Outreach as an organizing structure has some unique characteristics:

1. Programs are based on societal and economic needs identified by public constituencies;
2. Research is based on public needs, and the test of value lies with its application to solving problems and meeting societal needs;
3. Students aren't just those that come to a central campus, but are those who live and work in the communities that the university serves. They have both direct and remote access to relevant university programs;
4. Faculty are rewarded and incentives are available based on a variety of criteria, including research, outreach, and teaching; and
5. Rewards are based on the outstanding contributions of faculty, not on the narrowly perceived criteria that focus on impressing a handful of faculty peers.

We believe that the university of the future will be built on multiple, flexible organizing structures - certainly research, but also outreach. Our function will be to discover new information, or to reorganize old information into new meanings and to apply it to emerging and persistent problems. And our function will be to teach "students" how to learn in a society based on knowledge and learning.
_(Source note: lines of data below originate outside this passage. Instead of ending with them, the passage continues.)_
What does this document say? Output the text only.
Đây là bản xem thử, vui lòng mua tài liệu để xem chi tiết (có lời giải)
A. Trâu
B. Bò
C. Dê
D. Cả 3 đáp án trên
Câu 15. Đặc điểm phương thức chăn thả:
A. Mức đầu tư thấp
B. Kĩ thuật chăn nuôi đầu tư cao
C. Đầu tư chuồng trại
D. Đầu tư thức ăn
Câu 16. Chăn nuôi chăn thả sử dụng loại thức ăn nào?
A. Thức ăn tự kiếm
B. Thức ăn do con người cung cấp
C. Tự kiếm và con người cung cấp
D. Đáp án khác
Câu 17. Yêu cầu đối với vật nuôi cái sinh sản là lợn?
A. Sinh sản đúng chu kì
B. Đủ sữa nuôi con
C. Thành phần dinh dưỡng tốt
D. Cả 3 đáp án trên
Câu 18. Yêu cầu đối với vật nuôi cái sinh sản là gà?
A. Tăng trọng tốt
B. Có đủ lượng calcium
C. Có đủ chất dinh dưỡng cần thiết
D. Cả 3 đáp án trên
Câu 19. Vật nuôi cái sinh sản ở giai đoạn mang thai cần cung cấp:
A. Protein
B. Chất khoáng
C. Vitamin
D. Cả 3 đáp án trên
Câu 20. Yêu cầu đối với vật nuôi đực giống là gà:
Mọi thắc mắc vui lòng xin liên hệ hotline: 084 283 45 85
How Can We Move the Change Agenda Forward

What will it take? It will require a significant adjustment in both action and attitudes.

Here is what I suggest:

1. Start with a statement of vision and values for the institution, the college, the department, etc. In an era of rapid change and global technology, we must be vision driven and value based.
2. Name the issues that you most want to impact and make it a priority up and down the administrative units of the university - bring public will and institutional alignment to make progress on the public agenda.
3. Invest in your transition to a major, highly networked, global university. Utilize global networks and resources to address local issues.
4. Insist on authentic public participation and engagement. Reach out to new and different constituencies, and give them real work and expect real input.
5. Align the leadership and the effort - president, provost, dean, chairs, and faculty - for maximum impact, for internal commitment and ownership; and for external communication. Engage around a shared vision that will lead to collective action, and expect faculty efforts to contribute to institutional outcomes.
6. Develop new partnerships and coalitions to accomplish the difficult goals of engagement. Place the university in the role of knowledge broker.
7. Convey a willingness to serve the public good. Take on issues that don't rely on special interests or the ability to pay. Make yourself an indispensable part of problem solving for your primary constituencies in your state.
8. Create a recognition and rewards system that promotes authentic contributions to discovery, engagement, and learning mission at the college, department, and faculty levels.

It is easy for me to see why the Kellogg Foundation has invested in you and your work over the years - higher education and the knowledge system you represent is absolutely essential for the survival of the communities that we strive to serve. Sustaining change at the community level demands connections to knowledge and technical assistance resources.

But just as communities need to change to respond to a changing global environment, higher education must change also. You have always been responsive to what society has needed, and I have little doubt that you'll be successful in making the needed adjustments. The Kellogg Foundation will be there as a long-term partner as long as it has positive impact on helping people help themselves.

But in the spirit of Abraham Lincoln, and in this city, and in this time - we must rededicate ourselves to be the People's University - a leader and a partner in rebuilding America.

I wish you well as we all struggle in these times of uncertainty. But please remember, we are counting on you to be a significant part of the solutions. Thank you again for this fine recognition, and best wishes during the remainder of the conference.